Health and food are the next most-common categories, she said. 

“That’s another gap that we’re looking to address,” Wolverton said, “is sharing this information with cities and counties, decision-makers, programs that provide services to show them where those gaps exist in programming, so when they’re thinking about where should we stand up a new food pantry, they can see here’s an area where people are searching consistently for food, and there’s not a pantry within 15 miles of their zip code.” 

Idaho churches may join resource network through Idaho Care Portal

Assistant Majority Leader Idaho Rep. Sage G. Dixon
Former Rep. Sage G. Dixon, R-Ponderay, talks with fellow lawmakers at the State Capitol in Boise on Jan. 9, 2023. (Photo by Otto Kitsinger for Idaho Capital Sun)

Sage Dixon, the regional director of faith-based initiatives at Health and Welfare, is hoping local church communities will be able to step in to meet immediate needs that might not be served by the other resources.

Dixon left the Idaho Legislature in 2024 to join the health agency in the newly created role, with a focus on supporting foster families and preventing children from entering child welfare. Shortly after he took on the position, he learned about Care Portal, a platform used in several states to connect families in need with faith groups in their communities. 
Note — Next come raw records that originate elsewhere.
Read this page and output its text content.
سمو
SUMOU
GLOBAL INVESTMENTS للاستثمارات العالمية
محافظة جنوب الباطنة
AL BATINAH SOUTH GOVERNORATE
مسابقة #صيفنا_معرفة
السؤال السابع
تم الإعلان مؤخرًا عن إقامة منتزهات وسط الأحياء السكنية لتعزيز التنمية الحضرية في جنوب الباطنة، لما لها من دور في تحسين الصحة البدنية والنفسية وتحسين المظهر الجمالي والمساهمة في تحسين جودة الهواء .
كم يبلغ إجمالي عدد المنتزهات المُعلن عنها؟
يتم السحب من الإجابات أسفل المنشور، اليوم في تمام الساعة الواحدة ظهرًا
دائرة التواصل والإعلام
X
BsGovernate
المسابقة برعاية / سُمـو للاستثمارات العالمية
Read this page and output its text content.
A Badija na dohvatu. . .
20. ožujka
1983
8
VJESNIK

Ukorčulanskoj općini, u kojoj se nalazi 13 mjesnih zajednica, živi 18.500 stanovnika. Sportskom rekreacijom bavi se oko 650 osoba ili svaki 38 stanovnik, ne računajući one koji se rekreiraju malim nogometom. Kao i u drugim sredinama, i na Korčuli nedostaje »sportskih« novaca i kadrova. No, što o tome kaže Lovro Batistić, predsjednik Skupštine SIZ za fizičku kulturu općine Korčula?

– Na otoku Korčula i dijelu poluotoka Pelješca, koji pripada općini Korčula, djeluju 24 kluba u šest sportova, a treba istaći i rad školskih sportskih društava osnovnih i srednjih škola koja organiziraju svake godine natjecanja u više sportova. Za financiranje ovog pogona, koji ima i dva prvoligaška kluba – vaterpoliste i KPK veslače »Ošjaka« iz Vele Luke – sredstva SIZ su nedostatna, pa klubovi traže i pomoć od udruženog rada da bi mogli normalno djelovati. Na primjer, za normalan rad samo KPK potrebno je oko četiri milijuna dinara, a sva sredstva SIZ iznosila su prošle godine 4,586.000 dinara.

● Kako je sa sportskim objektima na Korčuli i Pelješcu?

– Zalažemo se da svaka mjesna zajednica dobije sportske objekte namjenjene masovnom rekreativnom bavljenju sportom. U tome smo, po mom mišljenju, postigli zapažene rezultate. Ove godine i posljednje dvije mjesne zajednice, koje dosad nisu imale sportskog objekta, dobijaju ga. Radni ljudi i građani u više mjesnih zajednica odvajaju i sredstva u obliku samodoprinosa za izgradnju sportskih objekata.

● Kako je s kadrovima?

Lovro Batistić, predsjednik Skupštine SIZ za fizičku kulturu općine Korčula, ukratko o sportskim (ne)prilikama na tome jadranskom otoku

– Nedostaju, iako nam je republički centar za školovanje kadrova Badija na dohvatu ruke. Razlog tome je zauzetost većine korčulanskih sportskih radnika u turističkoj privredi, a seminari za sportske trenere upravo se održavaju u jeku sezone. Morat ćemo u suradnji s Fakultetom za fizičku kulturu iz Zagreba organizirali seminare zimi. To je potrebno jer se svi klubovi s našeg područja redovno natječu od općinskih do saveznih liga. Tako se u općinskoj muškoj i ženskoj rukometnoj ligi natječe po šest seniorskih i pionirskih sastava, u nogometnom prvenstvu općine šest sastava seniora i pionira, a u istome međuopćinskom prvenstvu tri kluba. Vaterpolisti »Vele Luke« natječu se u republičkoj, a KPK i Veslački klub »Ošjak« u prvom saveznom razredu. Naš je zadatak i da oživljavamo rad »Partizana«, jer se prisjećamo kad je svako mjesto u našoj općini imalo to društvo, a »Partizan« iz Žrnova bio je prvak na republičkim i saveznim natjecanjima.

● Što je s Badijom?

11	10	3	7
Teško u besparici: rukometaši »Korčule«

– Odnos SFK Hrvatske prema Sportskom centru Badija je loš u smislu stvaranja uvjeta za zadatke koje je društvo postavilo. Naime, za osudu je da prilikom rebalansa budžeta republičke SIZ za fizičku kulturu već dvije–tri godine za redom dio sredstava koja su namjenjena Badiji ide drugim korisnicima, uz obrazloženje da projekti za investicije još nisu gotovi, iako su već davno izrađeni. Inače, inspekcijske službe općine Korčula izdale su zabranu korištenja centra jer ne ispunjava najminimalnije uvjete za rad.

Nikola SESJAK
“The idea is not just to drop off that crib or not just to fill the tank with gas, but it’s to build the relationship, so those people have a support network around them that’s close to them,” Dixon said. 

Dixon partnered with the nonprofit Redemption Stories, run by the non-denominational church Redemption Hill in Boise, to pilot use of the portal in Idaho. 

Robert Frazier, a leader at Redemption Hill, said he had separately been working to bring Care Portal to Idaho before he started working with Dixon and the state health agency. 

“Our neighborhoods are built to isolate us into our socioeconomic strata,” Frazier said, “And so rich people know and live with rich people, middle class people know and live with middle class people, and poor people live and know poor people. And that’s one of the reasons why people struggle to find help when they need it, is they don’t know each other.” 

Frazier said that the church’s nonprofit launched Care Portal in Canyon and Ada counties last fall, mostly serving families connected to the foster system. In the first five months, it was used to meet 35 needs through four faith communities, he said. Frazier said the plan is to move into North Idaho next, and eventually move statewide. 

One family needed help buying Christmas gifts over the holidays, Frazier said, but after the connection was made, church members found out the family also needed its car fixed. 

Members were able to raise money for parts and get a local repair shop to donate labor and get the vehicle fixed, he said. Meeting their transportation needs contributed to that family eventually moving into more stable, long-term housing, he said. 

“That’s a five-month relationship that starts with Christmas gifts, but then you get to uncover the real needs,” Frazier said. “And over time that kind of snowballs into bringing them stability, and hopefully a relationship that lasts for  the rest of our lives.”